Au croisement des frontières, l’espoir de paix

Vue sur la plaine de la Ruzizi et les montagne du Burundi depuis la zone de Kalunga, RDC

La verte plaine de la Ruzizi abrite les frontières de trois pays de la Région des Grands Lacs : la République Démocratique du Congo (RDC), le Rwanda et le Burundi. Sur les hauteurs qui dominent la vallée, des hommes et des femmes tracent une piste à coups de pioches et de pelles pour offrir un accès aux véhicules et désenclaver la localité de Kalunga, en RDC.

Angélique est l’une de ces personnes. Pour cette mère de 12 enfants, le projet de réinsertion sociale mis en place par le PNUD et financé par le Japon est une aubaine :

« Même si le travail est difficile, je m’y suis habituée. Avec mon premier salaire, j’ai pu faire l’acquisition d’un panneau solaire à crédit pour éclairer la maison. Et ce n’est pas tout : je cotise avec 5 autres mamans pour développer un élevage de chèvres et de cochons. »
Le mari d’Angélique, enseignant, peut maintenant travailler le soir dans de bonnes conditions.

Sortir de l’isolement

Le projet appuie la réinsertion de 500 ménages de la région. Dans les villages de Luvungi et de Kamanyola, la construction de bureaux pour l’administration locale, l’équipement de radios communautaires et la réhabilitation de 40 km de routes sont quelques-unes des activités qui emploient la main d’œuvre locale et génèrent des revenus et de l’épargne pour la création de microentreprises. Le projet propose également des formations pour la prévention des infections sexuellement transmissibles et le VIH SIDA.

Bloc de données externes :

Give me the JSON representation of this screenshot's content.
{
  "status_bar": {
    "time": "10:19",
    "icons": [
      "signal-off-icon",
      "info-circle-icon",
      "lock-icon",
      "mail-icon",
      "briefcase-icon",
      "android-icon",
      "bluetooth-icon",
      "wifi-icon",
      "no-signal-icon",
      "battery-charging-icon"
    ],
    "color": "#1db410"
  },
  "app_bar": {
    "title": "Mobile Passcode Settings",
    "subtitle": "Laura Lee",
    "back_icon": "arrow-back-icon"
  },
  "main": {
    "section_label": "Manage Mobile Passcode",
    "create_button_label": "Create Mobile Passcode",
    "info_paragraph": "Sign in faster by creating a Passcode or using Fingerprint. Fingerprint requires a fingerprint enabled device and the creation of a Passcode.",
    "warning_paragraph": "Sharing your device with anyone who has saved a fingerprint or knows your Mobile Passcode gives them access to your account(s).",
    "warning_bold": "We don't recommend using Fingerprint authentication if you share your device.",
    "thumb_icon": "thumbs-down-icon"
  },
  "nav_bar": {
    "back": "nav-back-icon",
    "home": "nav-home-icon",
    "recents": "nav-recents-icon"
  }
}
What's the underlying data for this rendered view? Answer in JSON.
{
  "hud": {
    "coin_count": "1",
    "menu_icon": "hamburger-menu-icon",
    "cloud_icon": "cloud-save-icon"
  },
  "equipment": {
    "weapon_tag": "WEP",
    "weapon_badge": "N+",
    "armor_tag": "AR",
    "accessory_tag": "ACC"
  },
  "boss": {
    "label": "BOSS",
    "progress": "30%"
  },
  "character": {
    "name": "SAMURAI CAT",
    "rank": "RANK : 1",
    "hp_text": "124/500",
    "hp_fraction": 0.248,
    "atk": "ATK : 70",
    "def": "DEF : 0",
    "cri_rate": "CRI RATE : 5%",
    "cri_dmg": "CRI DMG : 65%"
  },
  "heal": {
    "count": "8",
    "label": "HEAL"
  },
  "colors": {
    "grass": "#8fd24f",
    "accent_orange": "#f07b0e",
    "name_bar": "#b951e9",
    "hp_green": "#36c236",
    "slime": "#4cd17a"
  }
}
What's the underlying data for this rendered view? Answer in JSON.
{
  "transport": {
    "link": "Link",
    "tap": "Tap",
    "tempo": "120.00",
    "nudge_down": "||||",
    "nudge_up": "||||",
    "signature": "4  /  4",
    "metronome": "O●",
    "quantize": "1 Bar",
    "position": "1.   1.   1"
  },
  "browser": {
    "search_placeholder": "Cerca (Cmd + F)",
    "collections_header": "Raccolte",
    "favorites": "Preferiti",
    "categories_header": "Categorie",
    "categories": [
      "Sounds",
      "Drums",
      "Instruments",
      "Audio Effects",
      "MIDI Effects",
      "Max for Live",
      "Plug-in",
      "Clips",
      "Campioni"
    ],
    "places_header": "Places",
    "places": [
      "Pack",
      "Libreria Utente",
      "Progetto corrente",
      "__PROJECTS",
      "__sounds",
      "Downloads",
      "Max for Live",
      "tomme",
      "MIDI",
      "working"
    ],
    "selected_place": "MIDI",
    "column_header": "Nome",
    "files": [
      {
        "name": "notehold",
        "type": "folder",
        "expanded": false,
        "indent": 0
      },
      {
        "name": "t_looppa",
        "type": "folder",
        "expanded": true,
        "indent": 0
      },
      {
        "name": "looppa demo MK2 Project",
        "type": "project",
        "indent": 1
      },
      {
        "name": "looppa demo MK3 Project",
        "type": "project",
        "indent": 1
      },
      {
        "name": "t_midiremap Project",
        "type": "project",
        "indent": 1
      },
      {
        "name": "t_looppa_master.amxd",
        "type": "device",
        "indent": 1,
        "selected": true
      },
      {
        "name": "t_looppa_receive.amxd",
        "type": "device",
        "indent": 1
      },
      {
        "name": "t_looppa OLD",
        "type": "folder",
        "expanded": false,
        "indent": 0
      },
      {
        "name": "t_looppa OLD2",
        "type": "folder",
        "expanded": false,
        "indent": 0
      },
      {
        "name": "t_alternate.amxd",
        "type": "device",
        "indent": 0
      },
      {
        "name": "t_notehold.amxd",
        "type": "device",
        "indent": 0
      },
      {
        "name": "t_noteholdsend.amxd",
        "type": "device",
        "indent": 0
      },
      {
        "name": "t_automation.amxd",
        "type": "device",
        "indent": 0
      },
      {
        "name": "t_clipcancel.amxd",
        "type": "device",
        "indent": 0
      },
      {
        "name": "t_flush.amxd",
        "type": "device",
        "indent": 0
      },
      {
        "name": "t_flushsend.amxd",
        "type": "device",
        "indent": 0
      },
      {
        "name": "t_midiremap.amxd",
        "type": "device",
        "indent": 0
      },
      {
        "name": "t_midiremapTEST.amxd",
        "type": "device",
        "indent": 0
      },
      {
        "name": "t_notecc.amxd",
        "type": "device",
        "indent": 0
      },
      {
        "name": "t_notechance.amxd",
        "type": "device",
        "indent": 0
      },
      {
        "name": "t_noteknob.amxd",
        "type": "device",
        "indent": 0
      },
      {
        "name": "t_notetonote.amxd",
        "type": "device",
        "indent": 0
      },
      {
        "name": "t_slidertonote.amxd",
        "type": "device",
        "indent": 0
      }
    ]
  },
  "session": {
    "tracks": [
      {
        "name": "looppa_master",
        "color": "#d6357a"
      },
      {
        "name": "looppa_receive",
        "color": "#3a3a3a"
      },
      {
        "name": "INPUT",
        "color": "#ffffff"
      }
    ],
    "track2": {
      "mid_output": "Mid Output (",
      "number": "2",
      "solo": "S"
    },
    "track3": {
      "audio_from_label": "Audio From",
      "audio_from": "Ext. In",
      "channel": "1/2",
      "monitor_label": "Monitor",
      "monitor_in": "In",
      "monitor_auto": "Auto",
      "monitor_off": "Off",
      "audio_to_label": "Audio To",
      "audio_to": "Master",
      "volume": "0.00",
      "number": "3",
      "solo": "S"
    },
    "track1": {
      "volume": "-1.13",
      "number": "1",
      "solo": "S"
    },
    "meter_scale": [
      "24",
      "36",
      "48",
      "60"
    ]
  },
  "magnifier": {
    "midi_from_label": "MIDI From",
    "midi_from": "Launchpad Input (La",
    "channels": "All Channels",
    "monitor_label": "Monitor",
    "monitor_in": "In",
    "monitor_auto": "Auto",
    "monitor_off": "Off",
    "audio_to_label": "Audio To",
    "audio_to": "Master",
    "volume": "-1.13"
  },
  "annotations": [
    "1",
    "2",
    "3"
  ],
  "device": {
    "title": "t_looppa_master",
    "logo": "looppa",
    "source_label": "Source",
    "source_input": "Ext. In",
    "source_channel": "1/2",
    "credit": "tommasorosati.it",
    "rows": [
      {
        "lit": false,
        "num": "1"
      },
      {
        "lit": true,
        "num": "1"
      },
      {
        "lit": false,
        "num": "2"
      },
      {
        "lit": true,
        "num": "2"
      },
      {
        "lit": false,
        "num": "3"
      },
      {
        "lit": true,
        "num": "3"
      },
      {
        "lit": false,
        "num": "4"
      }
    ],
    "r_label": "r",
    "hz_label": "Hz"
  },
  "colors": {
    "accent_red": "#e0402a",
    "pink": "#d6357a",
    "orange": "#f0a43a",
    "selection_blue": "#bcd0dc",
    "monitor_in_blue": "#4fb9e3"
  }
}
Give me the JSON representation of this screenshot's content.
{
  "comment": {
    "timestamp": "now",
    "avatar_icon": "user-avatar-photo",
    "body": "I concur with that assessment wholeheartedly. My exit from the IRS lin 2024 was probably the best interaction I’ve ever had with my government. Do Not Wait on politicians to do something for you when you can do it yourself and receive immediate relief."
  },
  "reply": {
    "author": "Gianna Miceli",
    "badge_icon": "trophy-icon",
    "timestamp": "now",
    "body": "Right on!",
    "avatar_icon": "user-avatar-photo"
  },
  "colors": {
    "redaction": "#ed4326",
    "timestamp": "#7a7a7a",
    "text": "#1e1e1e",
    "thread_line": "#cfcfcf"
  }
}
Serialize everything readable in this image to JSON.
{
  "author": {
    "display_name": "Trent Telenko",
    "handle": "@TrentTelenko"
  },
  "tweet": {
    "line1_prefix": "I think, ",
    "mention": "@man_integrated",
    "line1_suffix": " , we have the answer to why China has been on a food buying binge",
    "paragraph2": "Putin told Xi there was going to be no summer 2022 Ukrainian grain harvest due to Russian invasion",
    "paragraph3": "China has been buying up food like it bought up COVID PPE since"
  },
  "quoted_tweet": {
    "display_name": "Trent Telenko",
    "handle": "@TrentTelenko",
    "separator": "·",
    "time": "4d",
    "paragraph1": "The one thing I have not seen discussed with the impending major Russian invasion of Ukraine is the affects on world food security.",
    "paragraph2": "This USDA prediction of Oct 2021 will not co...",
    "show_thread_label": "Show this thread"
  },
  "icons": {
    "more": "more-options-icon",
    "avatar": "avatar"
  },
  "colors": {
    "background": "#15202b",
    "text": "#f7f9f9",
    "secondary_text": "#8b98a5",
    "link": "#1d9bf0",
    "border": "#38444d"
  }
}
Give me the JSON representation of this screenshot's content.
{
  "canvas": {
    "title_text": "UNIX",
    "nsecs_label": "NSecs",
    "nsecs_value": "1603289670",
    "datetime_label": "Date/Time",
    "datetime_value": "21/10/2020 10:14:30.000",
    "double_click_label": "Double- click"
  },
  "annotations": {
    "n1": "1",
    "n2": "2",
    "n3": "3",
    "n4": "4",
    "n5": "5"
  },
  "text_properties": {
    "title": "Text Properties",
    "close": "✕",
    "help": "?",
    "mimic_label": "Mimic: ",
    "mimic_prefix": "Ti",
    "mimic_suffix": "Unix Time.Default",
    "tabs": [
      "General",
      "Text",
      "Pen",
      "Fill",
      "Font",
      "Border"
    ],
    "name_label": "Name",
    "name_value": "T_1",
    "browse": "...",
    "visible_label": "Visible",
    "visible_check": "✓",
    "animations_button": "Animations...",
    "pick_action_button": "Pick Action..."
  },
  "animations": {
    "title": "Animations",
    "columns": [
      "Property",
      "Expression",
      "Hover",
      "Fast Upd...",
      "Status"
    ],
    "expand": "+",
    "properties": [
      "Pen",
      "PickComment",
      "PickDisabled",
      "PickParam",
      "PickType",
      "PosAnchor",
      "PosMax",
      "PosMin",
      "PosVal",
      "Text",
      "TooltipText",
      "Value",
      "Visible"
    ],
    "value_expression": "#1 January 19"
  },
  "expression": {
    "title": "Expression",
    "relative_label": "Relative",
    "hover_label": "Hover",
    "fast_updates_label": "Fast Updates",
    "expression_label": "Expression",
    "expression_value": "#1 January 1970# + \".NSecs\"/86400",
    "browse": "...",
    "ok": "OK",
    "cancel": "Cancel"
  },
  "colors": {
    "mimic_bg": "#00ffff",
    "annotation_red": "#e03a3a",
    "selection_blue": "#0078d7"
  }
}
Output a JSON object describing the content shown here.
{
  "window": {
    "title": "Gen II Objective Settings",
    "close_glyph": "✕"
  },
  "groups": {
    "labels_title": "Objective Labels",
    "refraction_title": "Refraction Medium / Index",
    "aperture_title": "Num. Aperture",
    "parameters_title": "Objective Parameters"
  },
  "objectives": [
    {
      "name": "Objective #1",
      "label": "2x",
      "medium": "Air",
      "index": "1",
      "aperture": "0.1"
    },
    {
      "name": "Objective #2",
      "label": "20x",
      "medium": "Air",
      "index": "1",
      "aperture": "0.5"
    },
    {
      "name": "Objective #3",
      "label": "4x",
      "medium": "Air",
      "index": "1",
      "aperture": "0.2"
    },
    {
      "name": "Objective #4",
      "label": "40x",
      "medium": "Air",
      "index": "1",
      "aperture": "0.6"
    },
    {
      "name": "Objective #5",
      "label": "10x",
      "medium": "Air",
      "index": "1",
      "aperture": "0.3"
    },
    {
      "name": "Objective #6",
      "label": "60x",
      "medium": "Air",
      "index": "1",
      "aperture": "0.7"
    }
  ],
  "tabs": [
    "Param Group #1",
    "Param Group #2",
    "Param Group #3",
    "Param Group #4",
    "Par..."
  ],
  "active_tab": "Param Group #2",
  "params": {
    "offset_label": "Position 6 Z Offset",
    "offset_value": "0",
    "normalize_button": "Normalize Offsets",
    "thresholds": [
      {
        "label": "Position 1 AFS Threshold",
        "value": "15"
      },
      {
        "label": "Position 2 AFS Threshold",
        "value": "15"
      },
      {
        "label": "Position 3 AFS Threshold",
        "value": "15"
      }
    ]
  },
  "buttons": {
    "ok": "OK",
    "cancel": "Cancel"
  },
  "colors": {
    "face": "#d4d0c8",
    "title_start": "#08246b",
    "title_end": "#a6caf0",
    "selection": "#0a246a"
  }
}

Construction des premiers bureaux pour l’administration locale de Kamanyola
« Il n’y a pas de bâtiments administratifs pour accueillir la population, les services sont prestés dans la rue, » explique Bertin, chef de poste d’encadrement administratif de Kamanyola.
« Le grand problème à Kamanyola est l’absence de réseau routier, » ajoute-t-il. « Sans routes, il est difficile d’écouler les produits de l’agriculture au marché. Cela pose également des problèmes entre voisins, lorsque le matériel agricole des uns doit traverser les terrains des autres… »
Bertin, chef de poste d’encadrement administratif, participe à la mise en place du projet depuis le début.

La construction d’une route permet de désenclaver les communautés rurales installées sur les collines surplombant la plaine de la Ruzizi. Les 250 bénéficiaires du projet à Kamanyola ont travaillé à la construction d’une route de plus de 10 km pour désenclaver les communautés rurales installées sur les collines surplombant la plaine de la Ruzizi.

Favoriser l’entente

A Kamanyola, la population est estimée à 72.000 habitants issus de plusieurs groupes ethniques et comprenant aussi des immigrés burundais. Dans cette région marquée par l’insécurité et des déplacements de populations, l’initiative renforce la cohésion sociale et stimule le développement socio-économique.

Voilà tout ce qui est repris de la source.